Ele está exagerado, mas há de se levar em conta o tipo de conflito mental que o sujeito passaria, afinal, era muita responsabilidade cuidar de um garoto frágil, que tem potencial para salvar a humanidade, mas que ainda não está pronto, fora que é um alvo gigantesco, em um mundo que claramente quer condenar o garoto.
Falta de sutileza
A menina que tenta o personagem adolescente é definida por suas ações de tentar perverter o rapaz.
Os sinais em volta dela são bastante óbvios, escorpiões passeiam pela frutas e ela mostra um calvário de semi-mortos, crucificados esperando a morte, até Lilith esta ali.
Ela termina falando que o personagem de Cage não é o pai do garoto.
Respostas
O garoto pergunta a mãe se ele é filho do homem da casa e acha que ela mente, quando ela responde que ele é sim.
Depois, vai ter com Lilith, na área isolada onde ficam os impuros. Ele percebe ela com chagas e falando, ao contrário do que se viu.

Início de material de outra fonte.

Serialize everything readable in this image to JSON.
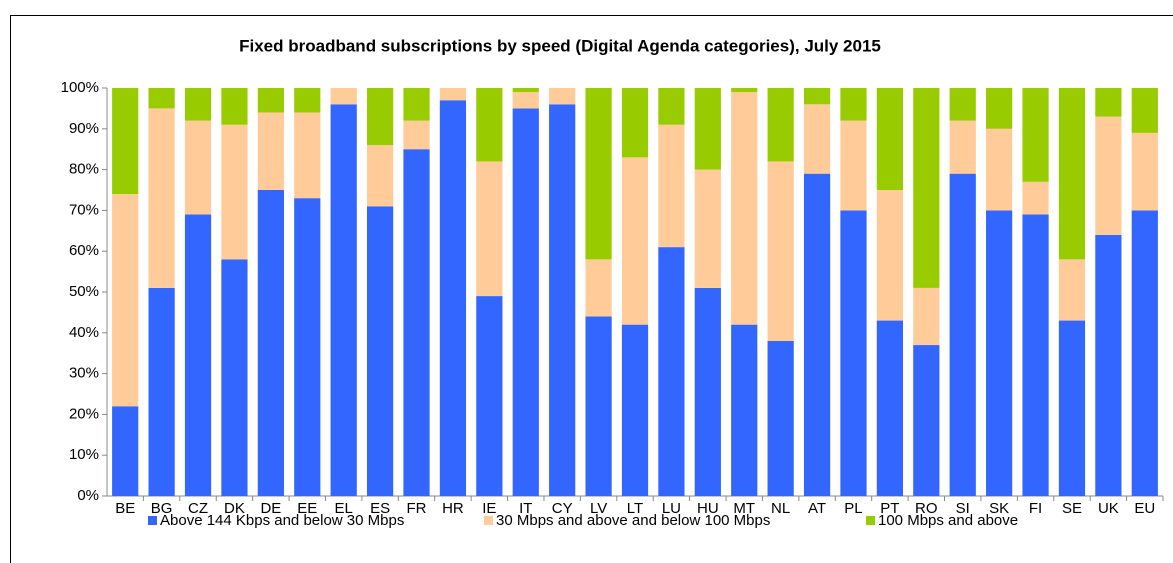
{
  "chart_data": {
    "type": "stacked_bar",
    "title": "Fixed broadband subscriptions by speed (Digital Agenda categories),  July 2015",
    "categories": [
      "BE",
      "BG",
      "CZ",
      "DK",
      "DE",
      "EE",
      "EL",
      "ES",
      "FR",
      "HR",
      "IE",
      "IT",
      "CY",
      "LV",
      "LT",
      "LU",
      "HU",
      "MT",
      "NL",
      "AT",
      "PL",
      "PT",
      "RO",
      "SI",
      "SK",
      "FI",
      "SE",
      "UK",
      "EU"
    ],
    "series": [
      {
        "name": "Above 144 Kbps and below 30 Mbps",
        "color": "#3366ff",
        "values": [
          22,
          51,
          69,
          58,
          75,
          73,
          96,
          71,
          85,
          97,
          49,
          95,
          96,
          44,
          42,
          61,
          51,
          42,
          38,
          79,
          70,
          43,
          37,
          79,
          70,
          69,
          43,
          64,
          70
        ]
      },
      {
        "name": "30 Mbps and above and below 100 Mbps",
        "color": "#ffcc99",
        "values": [
          52,
          44,
          23,
          33,
          19,
          21,
          4,
          15,
          7,
          3,
          33,
          4,
          4,
          14,
          41,
          30,
          29,
          57,
          44,
          17,
          22,
          32,
          14,
          13,
          20,
          8,
          15,
          29,
          19
        ]
      },
      {
        "name": "100 Mbps and above",
        "color": "#99cc00",
        "values": [
          26,
          5,
          8,
          9,
          6,
          6,
          0,
          14,
          8,
          0,
          18,
          1,
          0,
          42,
          17,
          9,
          20,
          1,
          18,
          4,
          8,
          25,
          49,
          8,
          10,
          23,
          42,
          7,
          11
        ]
      }
    ],
    "ylim": [
      0,
      100
    ],
    "yticks": [
      {
        "value": 0,
        "label": "0%"
      },
      {
        "value": 10,
        "label": "10%"
      },
      {
        "value": 20,
        "label": "20%"
      },
      {
        "value": 30,
        "label": "30%"
      },
      {
        "value": 40,
        "label": "40%"
      },
      {
        "value": 50,
        "label": "50%"
      },
      {
        "value": 60,
        "label": "60%"
      },
      {
        "value": 70,
        "label": "70%"
      },
      {
        "value": 80,
        "label": "80%"
      },
      {
        "value": 90,
        "label": "90%"
      },
      {
        "value": 100,
        "label": "100%"
      }
    ],
    "legend": "bottom"
  }
}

A garota varia de voz, parece estar possuída e pede para que ele a mate, como ela é muda, há como interpretar que foram os espíritos que falavam o tempo todo.

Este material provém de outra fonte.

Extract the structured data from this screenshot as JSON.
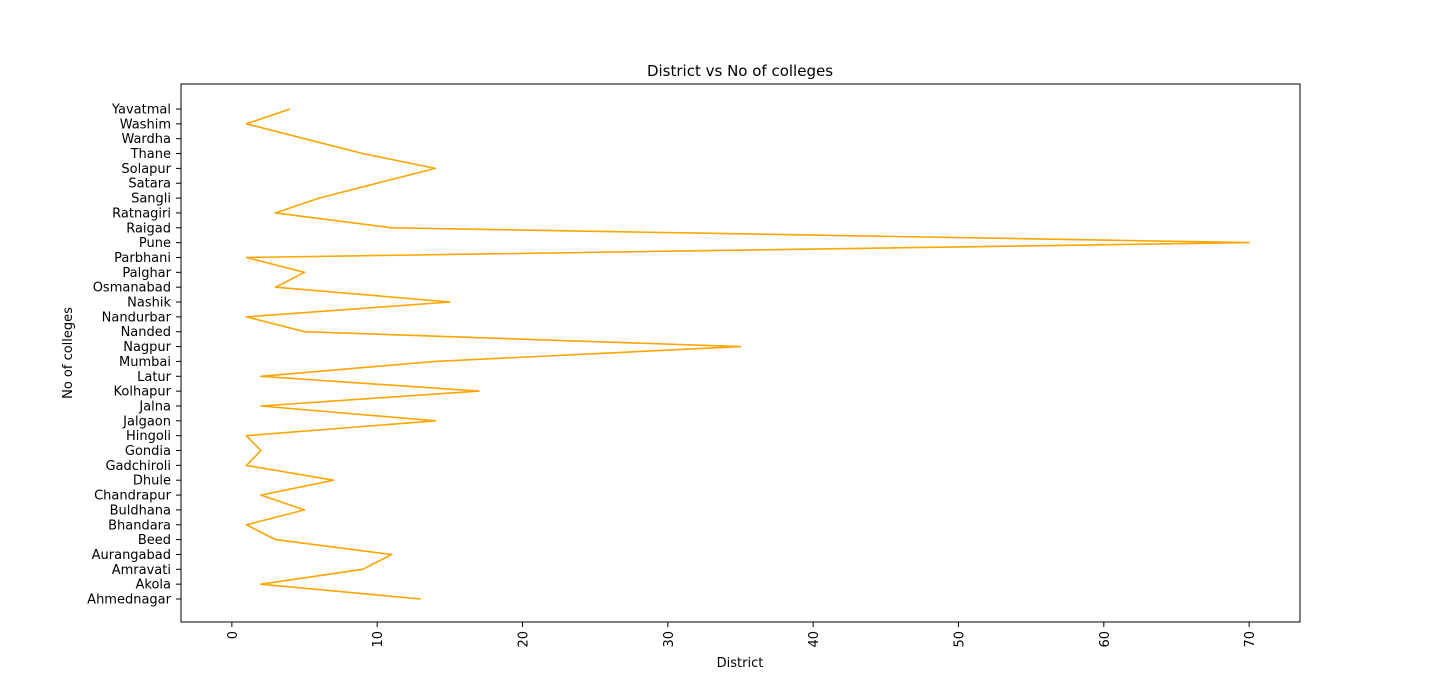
{
  "chart_data": {
    "type": "line",
    "orientation": "horizontal",
    "title": "District vs No of colleges",
    "xlabel": "District",
    "ylabel": "No of colleges",
    "xlim": [
      -3.5,
      73.5
    ],
    "xticks": [
      0,
      10,
      20,
      30,
      40,
      50,
      60,
      70
    ],
    "grid": false,
    "line_color": "#ffa500",
    "categories": [
      "Ahmednagar",
      "Akola",
      "Amravati",
      "Aurangabad",
      "Beed",
      "Bhandara",
      "Buldhana",
      "Chandrapur",
      "Dhule",
      "Gadchiroli",
      "Gondia",
      "Hingoli",
      "Jalgaon",
      "Jalna",
      "Kolhapur",
      "Latur",
      "Mumbai",
      "Nagpur",
      "Nanded",
      "Nandurbar",
      "Nashik",
      "Osmanabad",
      "Palghar",
      "Parbhani",
      "Pune",
      "Raigad",
      "Ratnagiri",
      "Sangli",
      "Satara",
      "Solapur",
      "Thane",
      "Wardha",
      "Washim",
      "Yavatmal"
    ],
    "values": [
      13,
      2,
      9,
      11,
      3,
      1,
      5,
      2,
      7,
      1,
      2,
      1,
      14,
      2,
      17,
      2,
      14,
      35,
      5,
      1,
      15,
      3,
      5,
      1,
      70,
      11,
      3,
      6,
      10,
      14,
      9,
      5,
      1,
      4
    ]
  }
}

No terço final ele passa a ter mais agência, é expulso pelo professor da escola - por ter contado quantos anos ele viveria - ainda salva Lilith, retira sua enfermidade em um momento simbólico e estranho, onde retira uma serpente de sua garganta e a joga longe, como se não fosse nada.
Milagre?
Perto do final, o pai tenta resgatar seu filho, depois de achar que ele não possui mais chances de cumprir o que lhe foi prometido.

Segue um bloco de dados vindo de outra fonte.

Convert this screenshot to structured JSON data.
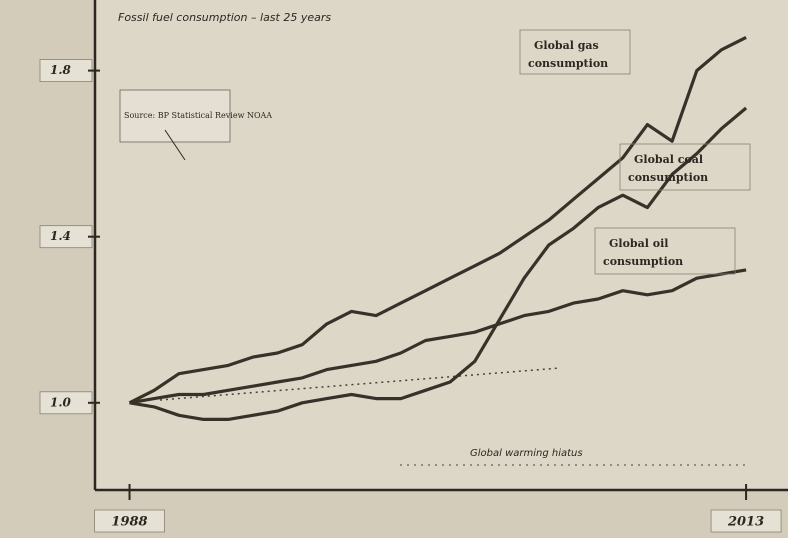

Já o menino vai ter com os doentes e é mordido por uma serpente, que parece um momento literal e não uma manifestação dos demônios que José tanto temia.
Aparentemente, as cobras são manifestações sim dos espíritos e tem capacidades de predação. Como ele jogou uma fora, parecia ser imune, mas não é o caso.
O rapaz salva o padrasto, ministra sobre a ferida dele e permite que ele viva, então o personagem de Cage foge, com medo, depois é convencido pela esposa a voltar até onde está o rapaz.
Nesse momento, até recebe um beijo, algo que não ocorria há muito tempo, talvez até antes do garoto nascer.
Momentos decisivos
A estranha se aproxima do protagonista, diz que vai falar sobre o seu pai, que o levará até ele.
Na conversa fica claro que ela foi próxima dele, que o sujeito era inigualável e que preparou um lugar para ela, que se diz o acusador da luz.
No final ocorre uma grande batalha, leprosos andam como zumbis e expelem cobras pela boca.

Eles ferem os pais do rapaz, que no meio do momento de dor do personagem-título, o garoto enfim é chamado pelo nome, Yeshua, pervertendo assim a dubiedade, abrindo assim a possibilidade dele ser quem se esperava de fato, o Messias.
Aparecem cenas de um inferno, fruto dos pensamento do personagem de Jupe, mas essa questão não se desenrola grandiosamente, está lá só para ilustrar seus medos.
Seu pai postiço diz para ele não atacar a estranha, e sim para perdoá-la, até pede que ele o deixe morrer, quer partir em paz, não ficando claro se ele compreendeu que a menina é o próprio Diabo.
Ao tentar ser um filme mais reflexivo, se perde, uma vez que a premissa é absurda demais para ser levada como um espécime do pomposo pseudo estilo chamado pós-horror, não sendo um filme nem capaz de fazer amedrontar, nem perverte qualquer figura canônica e tampouco faz rir.
Dessa forma Sombras no Deserto peca por se levar a sério demais, também carece de identidade própria e acaba sendo apenas uma ideia com potencial, que não atinge esse e também não consegue se ressignificar.